Я никогда не относился к Игорю с симпатией. Я его презирал. Теперь я его ненавидел. Меня тошнило, когда он подбирался к стене и вслушивался в шорохи. Воровато приоткрывал дверь и включал фонарь, а потом бежал прочь. Когда он, скуля от страха, торопливо укладывал кирпичи в дверной проём. Когда он, испуганно оглядываясь на замаскированный проход, приводил к котлу слесаря-ремонтника.
Я чувствовал страдания и ужас запертой женщины. Я почти рыдал, видя, как она лишается разума. Я очень хотел помочь. Но как? Нас разделяло время. Мы являлись друг другу туманными видениями. Я даже не разглядел её лица. Подозреваю, что меня она, вообще, приняла за порождённый воспалённым разумом фантом.
Я мог (ещё одна дикая идея) захоронить останки. Укрыть последние следы трагедии. А что ещё прикажете делать? Обратиться к господину Барыбину? На втором этаже умершая старуха, в подвале — скелет. И это при той «симпатии», которую ко мне испытывает местный Пинкер-тон. Самый надёжный способ принять на себя деяния маньяка! Я не сомневаюсь, что следователю с внешностью Наполеона важнее закрыть дело, а не наказать виновного. Повышение, сами понимаете.
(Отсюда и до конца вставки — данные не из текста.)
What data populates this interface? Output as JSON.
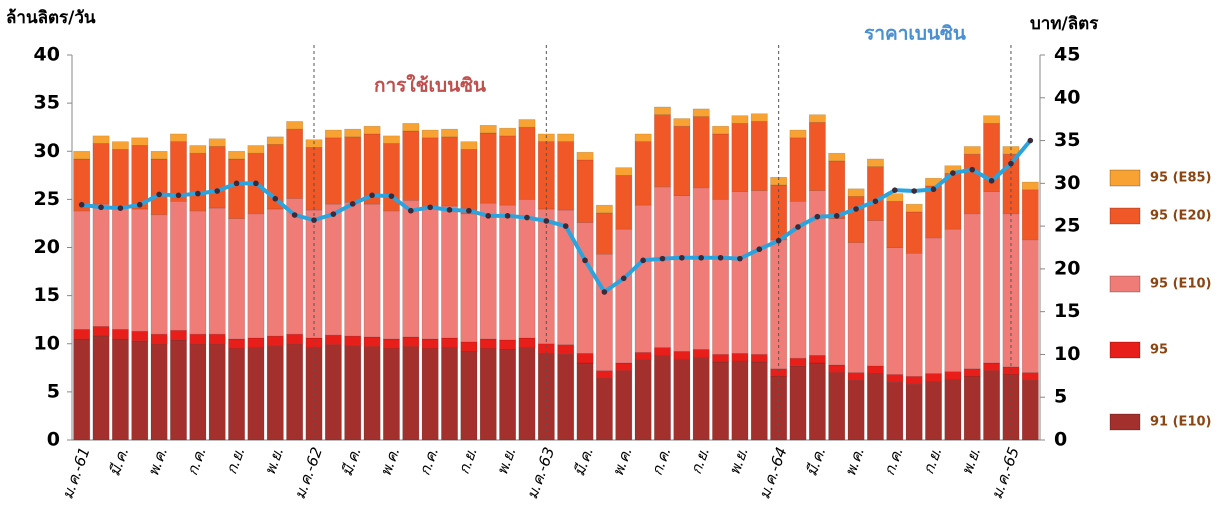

Я принёс кувалду и принялся крушить бетонный пол. Просто, не смог заставить себя перенести останки в другое место. Лучше уж липкий пот, заливающий глаза, тяжесть в руках и ломота в спине, чем лишнее прикосновение к костям. В течение часа, не меньше, я пробивался до почвы, потом подгонял могилу до нужных размеров. Ржавая лопата с осклизлой ручкой (она так и не стала орудием убийства) сменила кувалду. Меня ожидал неприятный сюрприз. Я надеялся наткнуться на хрустящий песок, как в других помещениях, но его, по-видимому, завезли строители. Обезображенное ржавчиной лезвие моментально увязло в сырой глине.
Ещё целый час я расковыривал почву, мало уступающую в прочности недавно порушенному бетону. Прямоугольная (условно говоря) ниша доставала чуть выше колен. Работать дальше не оставалось сил. Негнущимися пальцами я выдернул сигарету. Прикурил не без труда — в затхлой атмосфере подвала зажигалка выдавала лишь крошечный язычок багрового цвета. После первой же затяжки раскашлялся. Присел на краю ямы. Чёрт возьми, это игра воображения или проделки гаснущего фонаря?! На мгновение зловеще ухмыляющийся череп исчез, и я увидел черты дорогого для меня лица.
Нет, хватит! На резкое движение спина отозвалась протестующей болью. Я не обратил на неё внимания. Закончить начатое и прочь, прочь из этого места, наполненного безумием и подлостью! Может быть Алик прав! Живым надо жить, а мёртвым успокоиться! Никакая месть и разоблачения не исправят того, что случилось в тот вечер. Ничто не вернёт к жизни замученную в подвале женщину.
Я застелил яму найденным в первом помещении брезентом. Бережно сложил кости (страх и отвращение почему-то исчезли), остатки одежды и волос, поблекшее колечко.
«Она, наверное, моя ровесница, — мелькнуло в мозгу. — Мы могли встречаться. Мало того, могли познакомится сейчас. Сколько ей было тогда? Немногим за двадцать? Муж-трудяга, дочка, дом — полная чаша. И вот всё чем кончилось! Что же ты такого вспомнила?»
Я ненавижу похороны, сопливые признания заслуг и достоинств усопшего, но сейчас мне захотелось что-то сказать — красивое, берущее за душу и успокаивающее.
— Твоя дочь — замечательная девушка, — неожиданно сорвалось с губ. — Умная и очень красивая… Как и ты…
Свирепствующий за стенами ветер каким-то чудом проник в глухой подвал. Я почувствовал прикосновение чего-то едва уловимого и очень холодного сначала на щеке, через мгновение на губах. Потом лёгкий шелест, уносящийся в дальнее помещение и мёртвая тишина.